È sempre difficile trovare le parole per ricordare qualcuno, perché quello che si vorrebbe non è esprimere il proprio personale pensiero su fatti, eventi, immagini ed emozioni condivise, ma poter raccontare tutto questo così come questa persona vorrebbe fosse raccontato.


Francesco Arrigoni ha vissuto professionalmente e sentimentalmente la Valpolicella cogliendone la naturale introversia, la genuina semplicità, la rotondità di saperi e sapori.

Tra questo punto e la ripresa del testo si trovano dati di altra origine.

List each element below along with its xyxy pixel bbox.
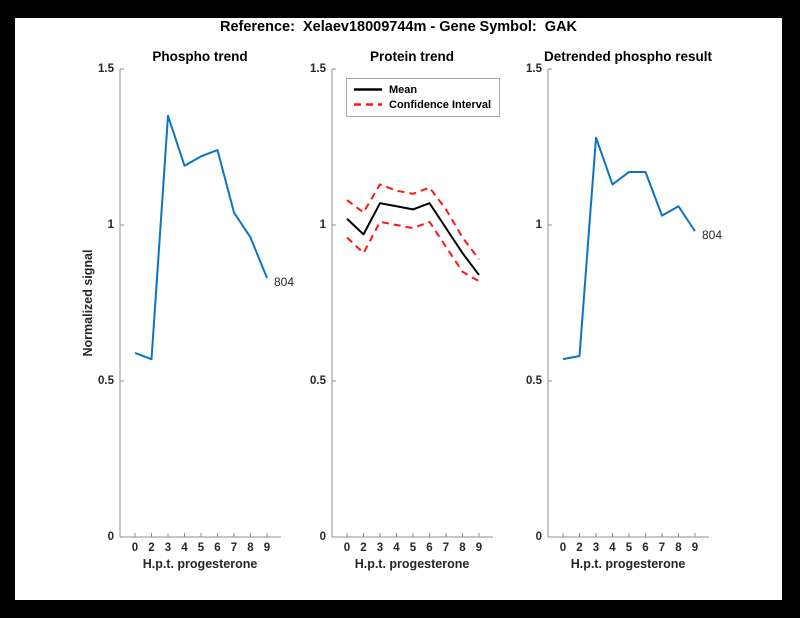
x-tick-label: 3 <box>593 542 599 554</box>
y-tick-label: 0.5 <box>526 375 543 387</box>
x-tick-label: 8 <box>247 542 254 554</box>
confidence-line-sample-icon <box>354 103 382 106</box>
figure-title: Reference: Xelaev18009744m - Gene Symbol… <box>219 19 578 35</box>
legend-label-mean: Mean <box>389 83 418 96</box>
x-tick-label: 6 <box>642 542 648 554</box>
legend-item-mean: Mean <box>354 82 491 97</box>
subplot-title-protein: Protein trend <box>369 49 454 64</box>
y-tick-label: 1.5 <box>310 63 327 75</box>
x-tick-label: 6 <box>214 542 220 554</box>
x-tick-label: 0 <box>560 542 566 554</box>
x-tick-label: 8 <box>675 542 682 554</box>
legend-item-confidence-interval: Confidence Interval <box>354 97 491 112</box>
x-tick-label: 5 <box>198 542 205 554</box>
x-tick-label: 4 <box>393 542 400 554</box>
x-tick-label: 3 <box>165 542 171 554</box>
x-tick-label: 0 <box>132 542 138 554</box>
x-tick-label: 8 <box>459 542 466 554</box>
subplot-title-detrended: Detrended phospho result <box>543 49 712 64</box>
y-tick-label: 0 <box>108 531 114 543</box>
y-tick-label: 1 <box>320 219 327 231</box>
x-tick-label: 9 <box>476 542 482 554</box>
legend: Mean Confidence Interval <box>346 78 501 117</box>
x-tick-label: 7 <box>443 542 449 554</box>
y-tick-label: 0 <box>536 531 542 543</box>
y-axis-label: Normalized signal <box>81 249 95 357</box>
x-tick-label: 5 <box>410 542 417 554</box>
y-tick-label: 1 <box>536 219 543 231</box>
series-line-detrended-804 <box>562 136 696 361</box>
series-end-label: 804 <box>274 275 294 289</box>
x-axis-label-3: H.p.t. progesterone <box>570 557 686 571</box>
x-tick-label: 2 <box>148 542 154 554</box>
y-tick-label: 1.5 <box>526 63 543 75</box>
x-tick-label: 5 <box>626 542 633 554</box>
y-tick-label: 0.5 <box>98 375 115 387</box>
x-tick-label: 4 <box>609 542 616 554</box>
series-line-phospho-804 <box>134 114 268 361</box>
x-tick-label: 2 <box>360 542 366 554</box>
x-tick-label: 3 <box>377 542 383 554</box>
y-tick-label: 0.5 <box>310 375 327 387</box>
series-end-label: 804 <box>702 228 722 242</box>
y-tick-label: 1.5 <box>98 63 115 75</box>
x-tick-label: 7 <box>659 542 665 554</box>
x-axis-label-2: H.p.t. progesterone <box>354 557 470 571</box>
subplot-title-phospho: Phospho trend <box>152 49 248 64</box>
series-line-confidence-lower <box>346 220 480 283</box>
y-tick-label: 1 <box>108 219 115 231</box>
x-tick-label: 0 <box>344 542 350 554</box>
x-axis-label-1: H.p.t. progesterone <box>142 557 258 571</box>
x-tick-label: 7 <box>231 542 237 554</box>
y-tick-label: 0 <box>320 531 326 543</box>
x-tick-label: 2 <box>576 542 582 554</box>
x-tick-label: 6 <box>426 542 432 554</box>
x-tick-label: 9 <box>264 542 270 554</box>
series-line-mean <box>346 202 480 276</box>
x-tick-label: 9 <box>692 542 698 554</box>
legend-label-confidence-interval: Confidence Interval <box>389 98 492 111</box>
mean-line-sample-icon <box>354 88 382 91</box>
series-line-confidence-upper <box>346 183 480 260</box>
x-tick-label: 4 <box>181 542 188 554</box>
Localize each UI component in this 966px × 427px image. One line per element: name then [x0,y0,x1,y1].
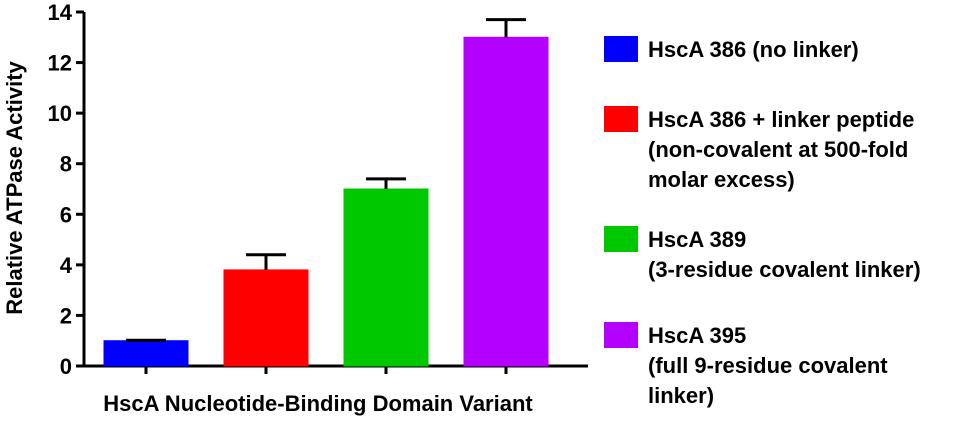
legend-swatch [604,226,638,252]
legend-label-line: HscA 386 (no linker) [648,37,859,62]
y-tick-label: 6 [60,202,72,227]
bar [463,36,549,367]
legend-label-line: HscA 389 [648,227,746,252]
legend-swatch [604,106,638,132]
y-tick-label: 10 [48,101,72,126]
bar [343,188,429,367]
legend-entry: HscA 395 (full 9-residue covalent linker) [604,322,888,408]
legend: HscA 386 (no linker) HscA 386 + linker pe… [604,36,921,408]
legend-entry: HscA 386 + linker peptide (non-covalent a… [604,106,914,192]
legend-entry: HscA 389 (3-residue covalent linker) [604,226,921,282]
y-tick-label: 8 [60,152,72,177]
y-tick-label: 12 [48,51,72,76]
y-tick-label: 14 [48,0,73,25]
legend-label-line: molar excess) [648,167,795,192]
legend-label-line: (full 9-residue covalent [648,353,888,378]
bar [103,340,189,367]
legend-label-line: linker) [648,383,714,408]
error-bars-layer [126,18,526,342]
y-axis-title: Relative ATPase Activity [2,60,27,314]
legend-label-line: HscA 386 + linker peptide [648,107,914,132]
legend-label-line: HscA 395 [648,323,746,348]
legend-label-line: (non-covalent at 500-fold [648,137,908,162]
legend-swatch [604,36,638,62]
y-tick-label: 2 [60,303,72,328]
bar [223,269,309,367]
legend-label-line: (3-residue covalent linker) [648,257,921,282]
y-tick-label: 0 [60,354,72,379]
legend-entry: HscA 386 (no linker) [604,36,859,62]
legend-swatch [604,322,638,348]
y-tick-label: 4 [60,253,73,278]
bars-layer [103,36,549,367]
x-axis-title: HscA Nucleotide-Binding Domain Variant [103,391,533,416]
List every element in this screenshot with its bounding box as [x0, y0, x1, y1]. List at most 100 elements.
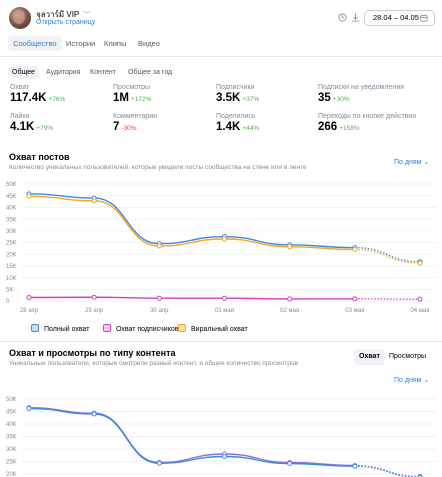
metric-value: 35 [318, 92, 331, 104]
metric-label: Переходы по кнопке действия [318, 113, 417, 120]
group-name[interactable]: จุลวาร์มี VIP ﹀ [36, 8, 90, 21]
legend-swatch [103, 324, 111, 332]
download-icon[interactable] [351, 13, 360, 22]
data-point [156, 460, 162, 466]
legend-subscribers-reach[interactable]: Охват подписчиков [103, 324, 178, 333]
metric-shares[interactable]: Поделились 1.4K +44% [216, 113, 259, 133]
subtab-audience[interactable]: Аудитория [46, 69, 81, 76]
legend-label: Полный охват [44, 326, 90, 333]
y-tick-label: 15K [6, 264, 17, 270]
metric-label: Просмотры [113, 84, 150, 91]
metric-label: Лайки [10, 113, 30, 120]
metric-action-button[interactable]: Переходы по кнопке действия 266 +158% [318, 113, 416, 133]
date-range-picker[interactable]: 28.04 – 04.05 [364, 10, 435, 26]
period-dropdown[interactable]: По дням ⌄ [394, 158, 429, 166]
x-tick-label: 30 апр [150, 308, 169, 314]
metric-reach[interactable]: Охват 117.4K +76% [10, 84, 65, 104]
metric-likes[interactable]: Лайки 4.1K +79% [10, 113, 53, 133]
series-line [28, 195, 355, 251]
data-point [417, 260, 423, 266]
open-page-link[interactable]: Открыть страницу [36, 19, 96, 26]
legend-label: Охват подписчиков [116, 326, 179, 333]
y-tick-label: 25K [6, 241, 17, 247]
y-tick-label: 20K [6, 472, 17, 477]
period-label: По дням [394, 377, 422, 384]
calendar-icon [420, 14, 428, 22]
data-point [352, 247, 358, 253]
tab-video[interactable]: Видео [138, 39, 160, 48]
section-subtitle: Количество уникальных пользователей, кот… [9, 164, 307, 171]
x-tick-label: 28 апр [20, 308, 39, 314]
metric-delta: +30% [332, 96, 350, 103]
clock-icon[interactable] [338, 13, 347, 22]
metric-delta: +172% [130, 96, 152, 103]
data-point [91, 294, 97, 300]
group-name-label: จุลวาร์มี VIP [36, 10, 80, 19]
y-tick-label: 5K [6, 288, 13, 294]
metric-value: 1M [113, 92, 129, 104]
subtab-general[interactable]: Общее [8, 66, 39, 79]
data-point [156, 295, 162, 301]
data-point [352, 296, 358, 302]
divider [0, 56, 442, 57]
chevron-down-icon: ⌄ [423, 377, 430, 384]
legend-label: Виральный охват [191, 326, 248, 333]
y-tick-label: 45K [6, 194, 17, 200]
metric-delta: +158% [339, 125, 360, 132]
legend-swatch [31, 324, 39, 332]
x-tick-label: 02 мая [280, 308, 299, 314]
metric-value: 266 [318, 121, 338, 133]
series-line-projected [354, 248, 421, 264]
y-tick-label: 50K [6, 397, 17, 403]
subtab-year[interactable]: Общее за год [128, 69, 173, 76]
series-line-projected [354, 465, 421, 477]
metric-delta: +37% [242, 96, 260, 103]
y-tick-label: 30K [6, 447, 17, 453]
metric-comments[interactable]: Комментарии 7 -30% [113, 113, 157, 133]
legend-viral-reach[interactable]: Виральный охват [178, 324, 248, 333]
metric-notifications[interactable]: Подписки на уведомления 35 +30% [318, 84, 404, 104]
metric-views[interactable]: Просмотры 1M +172% [113, 84, 151, 104]
period-dropdown[interactable]: По дням ⌄ [394, 376, 429, 384]
metric-delta: -30% [121, 125, 137, 132]
data-point [222, 236, 227, 242]
y-tick-label: 30K [6, 229, 17, 235]
chevron-down-icon[interactable]: ﹀ [83, 12, 91, 19]
data-point [417, 296, 423, 302]
x-tick-label: 01 мая [215, 308, 234, 314]
data-point [156, 243, 162, 249]
metric-subscribers[interactable]: Подписчики 3.5K +37% [216, 84, 259, 104]
y-tick-label: 25K [6, 460, 17, 466]
metric-value: 7 [113, 121, 120, 133]
x-tick-label: 29 апр [85, 308, 104, 314]
tab-stories[interactable]: Истории [66, 39, 96, 48]
date-range-label: 28.04 – 04.05 [373, 13, 419, 22]
segment-reach[interactable]: Охват [354, 349, 385, 365]
data-point [287, 244, 293, 250]
section-title: Охват постов [9, 152, 70, 162]
series-line [28, 407, 355, 467]
data-point [352, 463, 358, 469]
y-tick-label: 50K [6, 182, 17, 188]
series-line [28, 296, 355, 300]
metric-label: Подписчики [216, 84, 255, 91]
section-subtitle: Уникальные пользователи, которые смотрел… [9, 360, 298, 367]
data-point [222, 454, 227, 459]
subtab-content[interactable]: Контент [90, 69, 116, 76]
data-point [26, 294, 32, 300]
y-tick-label: 10K [6, 276, 17, 282]
metric-delta: +76% [48, 96, 66, 103]
avatar[interactable] [9, 7, 31, 29]
tab-clips[interactable]: Клипы [104, 39, 127, 48]
metric-value: 117.4K [10, 92, 47, 104]
y-tick-label: 45K [6, 410, 17, 416]
metric-label: Охват [10, 84, 30, 91]
metric-label: Поделились [216, 113, 256, 120]
y-tick-label: 40K [6, 422, 17, 428]
segment-views[interactable]: Просмотры [389, 353, 426, 360]
reach-posts-chart: 0 5K 10K 15K 20K 25K 30K 35K 40K 45K 50K 28 апр 29 а… [6, 182, 436, 314]
legend-swatch [178, 324, 186, 332]
legend-full-reach[interactable]: Полный охват [31, 324, 90, 333]
series-line-projected [354, 247, 421, 263]
tab-community[interactable]: Сообщество [8, 36, 62, 51]
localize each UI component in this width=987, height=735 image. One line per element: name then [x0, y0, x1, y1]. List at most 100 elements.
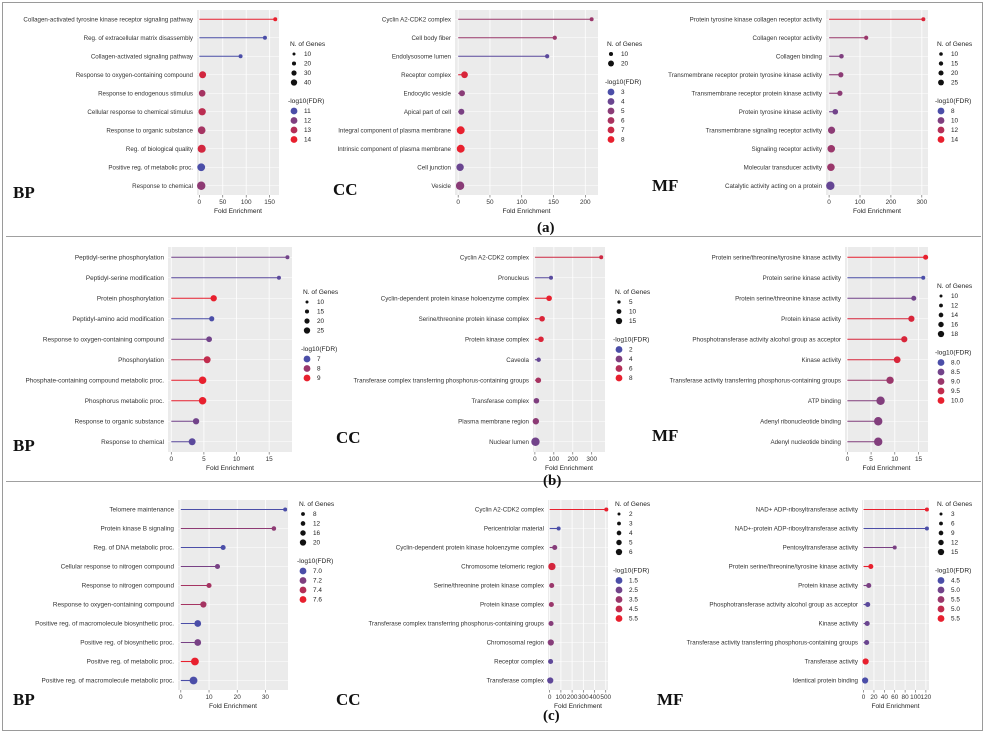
data-point — [206, 582, 212, 589]
x-axis-label: Fold Enrichment — [206, 465, 254, 472]
color-legend-label: 14 — [951, 137, 959, 144]
data-point — [839, 53, 844, 59]
color-legend-key — [290, 126, 298, 134]
category-label: Intrinsic component of plasma membrane — [338, 146, 452, 153]
size-legend-key — [938, 61, 944, 66]
data-point — [827, 126, 836, 134]
color-legend-title: -log10(FDR) — [297, 558, 333, 565]
category-label: Protein kinase activity — [798, 583, 859, 590]
data-point — [456, 163, 464, 171]
category-label: Reg. of biological quality — [126, 146, 194, 153]
color-legend-label: 2 — [629, 347, 633, 354]
category-label: Response to organic substance — [74, 418, 164, 425]
panel-a-cc: Cyclin A2-CDK2 complex Cell body fiber End… — [338, 10, 643, 215]
size-legend-key — [939, 52, 943, 56]
category-label: Signaling receptor activity — [751, 146, 822, 153]
color-legend-key — [615, 605, 623, 613]
color-legend-label: 6 — [621, 118, 625, 125]
size-legend-key — [300, 530, 306, 536]
size-legend-key — [937, 548, 945, 556]
category-label: Transmembrane receptor protein kinase ac… — [692, 90, 823, 97]
color-legend-key — [937, 107, 945, 115]
category-label: Protein serine/threonine/tyrosine kinase… — [712, 254, 842, 261]
category-label: Phosphotransferase activity alcohol grou… — [709, 602, 858, 609]
category-label: Adenyl nucleotide binding — [770, 439, 841, 446]
x-tick-label: 5 — [202, 456, 206, 463]
color-legend-key — [937, 378, 945, 385]
category-label: Chromosome telomeric region — [461, 564, 544, 571]
size-legend-label: 6 — [951, 521, 955, 528]
category-label: NAD+ ADP-ribosyltransferase activity — [756, 507, 859, 514]
data-point — [238, 54, 243, 59]
size-legend-title: N. of Genes — [607, 41, 643, 48]
size-legend-key — [303, 327, 311, 334]
data-point — [455, 181, 465, 190]
category-label: Receptor complex — [401, 72, 452, 79]
color-legend-label: 10 — [951, 118, 959, 125]
data-point — [533, 397, 540, 404]
data-point — [865, 601, 871, 608]
data-point — [283, 507, 288, 512]
x-tick-label: 100 — [241, 199, 252, 206]
data-point — [868, 563, 874, 570]
data-point — [921, 275, 926, 280]
category-label: Reg. of DNA metabolic proc. — [93, 545, 174, 552]
category-label: Telomere maintenance — [109, 507, 174, 514]
x-tick-label: 200 — [886, 199, 897, 206]
category-label: Vesicle — [431, 183, 451, 190]
size-legend-label: 9 — [951, 530, 955, 537]
color-legend-key — [615, 365, 623, 372]
x-tick-label: 50 — [486, 199, 494, 206]
color-legend-label: 7.0 — [313, 568, 322, 575]
size-legend-label: 20 — [951, 70, 959, 77]
ontology-label-cc-c: CC — [336, 690, 361, 709]
color-legend-label: 4.5 — [629, 606, 638, 613]
data-point — [547, 639, 554, 646]
color-legend-key — [615, 577, 623, 584]
data-point — [864, 620, 870, 627]
size-legend-label: 6 — [629, 549, 633, 556]
color-legend-key — [937, 368, 945, 376]
category-label: Cell junction — [417, 164, 451, 171]
x-tick-label: 30 — [262, 694, 270, 701]
plot-background — [548, 500, 608, 690]
color-legend-key — [290, 117, 298, 124]
data-point — [599, 255, 604, 260]
data-point — [262, 35, 267, 40]
plot-background — [862, 500, 929, 690]
size-legend-title: N. of Genes — [299, 501, 335, 508]
color-legend-key — [937, 359, 945, 366]
color-legend-title: -log10(FDR) — [935, 350, 971, 357]
category-label: Kinase activity — [801, 357, 841, 364]
category-label: Protein serine kinase activity — [763, 275, 842, 282]
x-tick-label: 100 — [549, 456, 560, 463]
color-legend-label: 5 — [621, 108, 625, 115]
x-tick-label: 10 — [205, 694, 213, 701]
color-legend-label: 7 — [621, 127, 625, 134]
color-legend-key — [937, 605, 945, 613]
color-legend-label: 12 — [951, 127, 959, 134]
category-label: Nuclear lumen — [489, 439, 529, 446]
panel-b-cc: Cyclin A2-CDK2 complex Pronucleus Cyclin-d… — [353, 247, 651, 472]
color-legend-label: 5.5 — [951, 616, 960, 623]
data-point — [539, 315, 545, 322]
data-point — [604, 507, 609, 512]
x-tick-label: 0 — [179, 694, 183, 701]
panel-c-bp: Telomere maintenance Protein kinase B sig… — [35, 500, 335, 710]
data-point — [837, 90, 843, 96]
size-legend-label: 40 — [304, 80, 312, 87]
data-point — [220, 544, 226, 551]
color-legend-label: 9.0 — [951, 379, 960, 386]
panel-c-cc: Cyclin A2-CDK2 complex Pericentriolar mat… — [368, 500, 651, 710]
x-tick-label: 100 — [516, 199, 527, 206]
category-label: Reg. of extracellular matrix disassembly — [84, 35, 194, 42]
category-label: Endolysosome lumen — [392, 53, 452, 60]
data-point — [921, 17, 926, 22]
size-legend-title: N. of Genes — [615, 289, 651, 296]
data-point — [198, 396, 207, 405]
color-legend-key — [299, 567, 307, 575]
color-legend-key — [299, 586, 307, 594]
category-label: Response to oxygen-containing compound — [53, 602, 175, 609]
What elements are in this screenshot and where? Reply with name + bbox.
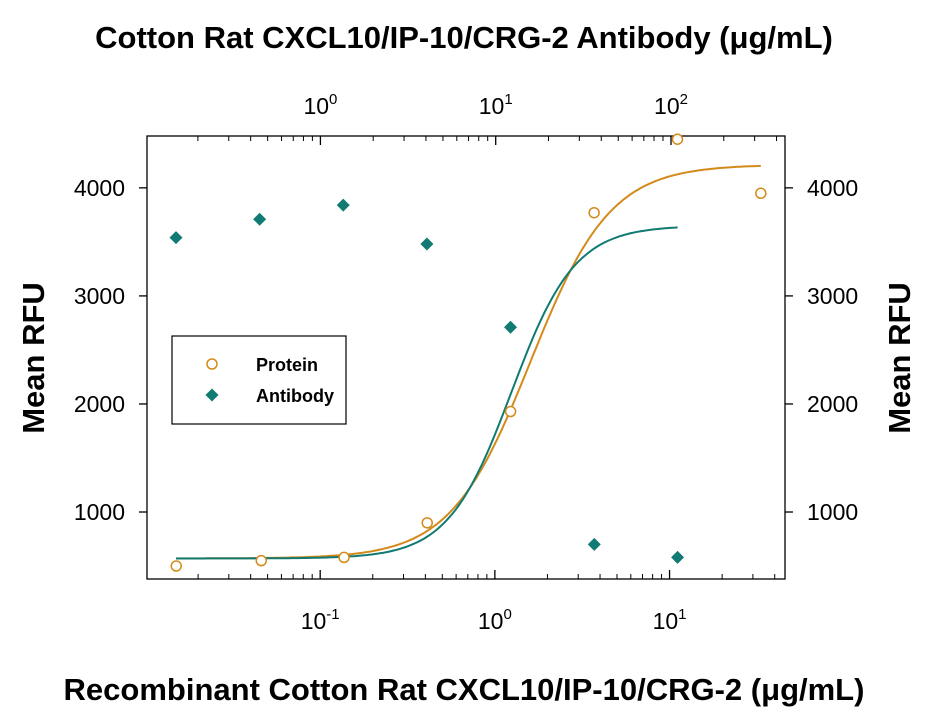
top-axis-tick-label: 100	[303, 91, 337, 119]
data-points	[169, 133, 767, 572]
top-axis-tick-label: 101	[479, 91, 513, 119]
legend-label-antibody: Antibody	[256, 386, 334, 406]
protein-data-point	[255, 554, 268, 567]
protein-data-point	[504, 405, 517, 418]
left-axis-title: Mean RFU	[16, 282, 51, 434]
protein-data-point	[338, 551, 350, 564]
y-tick-label-left: 1000	[74, 499, 125, 525]
antibody-data-point	[169, 231, 183, 245]
protein-data-point	[170, 560, 183, 572]
bottom-axis-tick-label: 100	[478, 606, 512, 634]
protein-data-point	[755, 187, 767, 200]
legend-box	[171, 335, 347, 425]
bottom-axis-tick-label: 10-1	[301, 606, 340, 634]
antibody-data-point	[420, 237, 434, 251]
legend-label-protein: Protein	[256, 355, 318, 375]
y-tick-label-right: 1000	[807, 499, 858, 525]
y-tick-label-right: 2000	[807, 391, 858, 417]
antibody-data-point	[671, 550, 685, 564]
y-tick-label-left: 2000	[74, 391, 125, 417]
legend-marker-protein	[206, 358, 218, 370]
right-axis-title: Mean RFU	[882, 282, 917, 434]
protein-data-point	[421, 517, 433, 529]
y-tick-label-left: 4000	[74, 175, 125, 201]
y-tick-label-right: 3000	[807, 283, 858, 309]
axis-ticks: 1000 1000 2000 2000 3000 3000 4000 4000 10-1 100 1…	[74, 91, 858, 634]
top-axis-tick-label: 102	[654, 91, 688, 119]
bottom-axis-title: Recombinant Cotton Rat CXCL10/IP-10/CRG-…	[64, 672, 865, 707]
antibody-data-point	[504, 320, 518, 334]
protein-data-point	[588, 206, 600, 219]
bottom-axis-tick-label: 101	[653, 606, 687, 634]
y-tick-label-right: 4000	[807, 175, 858, 201]
plot-frame	[146, 135, 786, 580]
antibody-data-point	[253, 212, 267, 226]
top-axis-title: Cotton Rat CXCL10/IP-10/CRG-2 Antibody (…	[95, 20, 833, 55]
legend: Protein Antibody	[171, 335, 347, 425]
protein-data-point	[671, 133, 684, 145]
y-tick-label-left: 3000	[74, 283, 125, 309]
antibody-data-point	[587, 537, 601, 551]
antibody-data-point	[336, 198, 350, 212]
legend-marker-antibody	[205, 388, 219, 402]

Il modo migliore di ricordarlo è dunque leggere le righe che ha dedicato alla terra che ha definito “splendida contea” a margine della storica cartina “Le vigne della Valpolicella” e che noi ora vogliamo dedicargli

“In passato la Valpolicella era definita ”splendida contea” non soltanto per i vini, ma per la varietà delle sue colture agricole. Oggi il paesaggio della zona è caratterizzato dalla vite, dall’olivo e dal ciliegio, ma in un passato nemmeno troppo distante, vi erano numerose colture di ortaggi, cereali, frutteti e le corti pullulavano di animali da cortile. Una ricchezza di materie prime che spiega come talvolta alla cucina che si faceva in Valpolicella sia stata definita ”da siori”. Però nonostante i veloci mutamenti del nostro tempo, la cucina della Valpolicella è rimasta fedele ad alcuni capisaldi. Vediamo quali. Non è facile né semplice ma ancora si riescono a trovare le salsicce che vanno mangiate con la polenta, così come la soppressa che i vecchi accompagnano con un bicchiere di Recioto non troppo dolce o con un vino da ripasso. Immancabili tra i primi piatti la pasta e fasoi che qui si fa quasi asciutta con tagliatelle fatte a mano larghe almeno un dito. Oppure le ricche pappardelle con i fegatini. Assolutamente tipico del luogo il risotto con il tastasal, una specie di ragù che si fa quando si ammazza il maiale con l’impasto per il salame. Semplici ma non meno gustosi anche gli gnocchi con sugo di pomodoro arricchito con molta cipolla. Intramontabili per concludere la sezione primi piatti, i bigoli al torchio con le sardelle. Per guarnire specialmente in primavera non mancano cicorie e asparagi che vanno conditi con il saporito olio locale. Tra le carni trionfano gli animali da cortile, soprattutto la faraona. Ha grande fama il castrato che si può fare sia ai ferri sia in umido. Il bollito non è una consuetudine, ma piuttosto un rito celebrato con ausilio di salsa ”pearà” e schietto vino giovane. E cosa sarebbe la ”pastissada de caval”, un classico intramontabile, se non fosse usato il vino della Valpolicella? Ed è possibile immaginare uno stracotto che non sia a lungo cucinato con
l’Amarone, considerato un condimento dalle proprietà taumaturgiche, che serve a rendere tenerissime le carni ed esaltarne i sapori? Un pranzo valpolicellese ideale può finire scegliendo tra un formaggio di Monte, che nasce dalle malghe dei Lessini che sovrastano la Valpolicella, lungamente stagionato oppure un semplicissimo dolce di pasta frolla. In entrambi i casi un solo obbligo: un bicchiere di Recioto, appena fresco”.